Well, as usual, it is a fantastic day to be a Mormon Missionary. I am just so excited to be a servant of the Lord.
I loved the questions you asked in your email, about thinking back to day one in the CFM. I have been thinking a lot about how I have changed these past few months. Next week I will reach 7 months as a missionary... only 11 tiny months left!!!!! I have been talking to Sister VanWie about how, as I have changed and noticed changes I've made, that has made me realize who I was before. And let me tell you, it was NOT pretty. I realized how much patience I have gained and how much softer I have become, and that made me realize how bitter and tough and impatient I had been before. I'm really glad that at the time I didn't know who I was, because if I had to be that person again I would be horrified. I have learned how to work with leadership, how to let other people be in charge and to trust them. I've learned to reach out to the one. I have gained more and more confidence in my ability to do hard things.
This transfer, Sister VanWie and I have talked a lot about who we are. Well, mostly who she is because she didn't really know who she was and it bothered her. Last night we had a long talk about it.

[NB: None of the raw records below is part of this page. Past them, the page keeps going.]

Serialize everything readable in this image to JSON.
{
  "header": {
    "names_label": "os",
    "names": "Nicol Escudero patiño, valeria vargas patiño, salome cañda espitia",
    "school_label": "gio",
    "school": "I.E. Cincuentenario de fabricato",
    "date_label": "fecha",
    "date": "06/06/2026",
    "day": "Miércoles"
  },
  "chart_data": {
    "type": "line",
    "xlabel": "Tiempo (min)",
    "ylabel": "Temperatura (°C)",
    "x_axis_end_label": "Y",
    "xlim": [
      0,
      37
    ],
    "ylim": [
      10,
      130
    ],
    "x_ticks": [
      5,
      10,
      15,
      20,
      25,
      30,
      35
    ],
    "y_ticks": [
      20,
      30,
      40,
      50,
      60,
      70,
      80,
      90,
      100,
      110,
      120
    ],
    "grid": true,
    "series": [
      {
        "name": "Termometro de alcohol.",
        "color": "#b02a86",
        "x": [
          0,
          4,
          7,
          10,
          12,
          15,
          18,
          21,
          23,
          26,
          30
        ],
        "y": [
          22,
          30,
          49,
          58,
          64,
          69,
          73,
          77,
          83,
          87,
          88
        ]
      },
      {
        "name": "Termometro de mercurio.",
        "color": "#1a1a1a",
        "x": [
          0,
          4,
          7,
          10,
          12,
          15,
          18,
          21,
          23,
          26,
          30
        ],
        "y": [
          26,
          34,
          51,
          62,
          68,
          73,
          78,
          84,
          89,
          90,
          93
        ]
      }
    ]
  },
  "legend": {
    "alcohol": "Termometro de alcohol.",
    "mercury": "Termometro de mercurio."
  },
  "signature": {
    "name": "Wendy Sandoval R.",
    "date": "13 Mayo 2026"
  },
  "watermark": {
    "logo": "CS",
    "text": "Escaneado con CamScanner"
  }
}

I felt the Spirit speak through me to her, and I said a lot of things that I could never have thought of that were teaching me at the same time. We came down to the conclusion that if we only think we know who we are once we've seen the finished product, we will never know and we will only feel a sense of in-completion. That's the point. I told her that the only thing she needs to know about who she is is that she is exactly obedient and will do anything that Heavenly Father asks of us. In essence, she is whoever Heavenly Father needs her to be. That is really the only way we can truly find peace in who we are. Too often we try to categorize ourselves and other people into where they "belong", like "jocks", or "nerds", or the "popular crowd". We may take pride in certain personality traits or talents that we have. But I have seen God take away some of mine to teach me a lesson, and also freely give me others that I did not deserve, nor work nearly hard enough for. None of those things really matter. All that matters is that we know that because we love our Father so much, we will do literally whatever it is that He asks. Until we can say that with conviction, we will never truly be happy with who we are because we know we are holding back somewhere, or we will wish that we had some other thing more. This knowledge truly brings peace. It was a really amazing experience to share with my companion. I watched a huge burden be lifted from her shoulders as I said these words, and she already is so much happier. They were all things that I needed to hear as well. I love learning from the Holy Ghost.
This week was a little rough on progressing investigators. We're really trying to find "the ones". However, Brother Bontrager is progressing really well!!! He's starting on the Word of Wisdom, he's already cut down from 3-4 cups of coffee to one, and he committed to come to church every Sunday he doesn't work at the fire station or have to be out of town for family! That is a really big deal! His original date was set for this Sunday, which he isn't ready for, but it will be soon!
Also we have made leaps and bounds with ward members coming out with us. So excited about that. They are awesome!
Pretty nervous about transfer calls... I don't want to leave Kerman yet, but at the same time I've been here a long time and part of me is ready for something new and more hispanic!
Speaking of Hispanic.... today we had a five zone activity in Selma. We weren't sure we were going to go, because it's an all sports day and I'm still not allowed to run. But we were promised there would be volley ball, which I'm allowed to play at 50%. Well we get there... and there's no volley ball. And it was a lot of miles we used up. So we couldn't just go home. So what did I do? I played soccer at 100% for like 2 hours in the hot HOT sun. It felt so good. Although my body is angry with me, it was a pretty stupid choice. But I made at least 3 goals, I was one of two sisters to score anything at all. We played with a lot of Hispanic elders who live breathe and eat soccer, and we were all yelling in Spanish (like just things you would normally say, like I'm open, and What are you doing, and Elder, she's a girl!) it was so fun! I felt so Mexican!
and I'm tanning like crazy, I've gotten at least five shades darker in just the past few days, my watch tan is AMAZING.
And yep. Zone conference Wednesday. Transfer calls Saturday. If I move or get someone else that will happen next Tuesday. Yikes!
Love you all! The bathroom looks so good!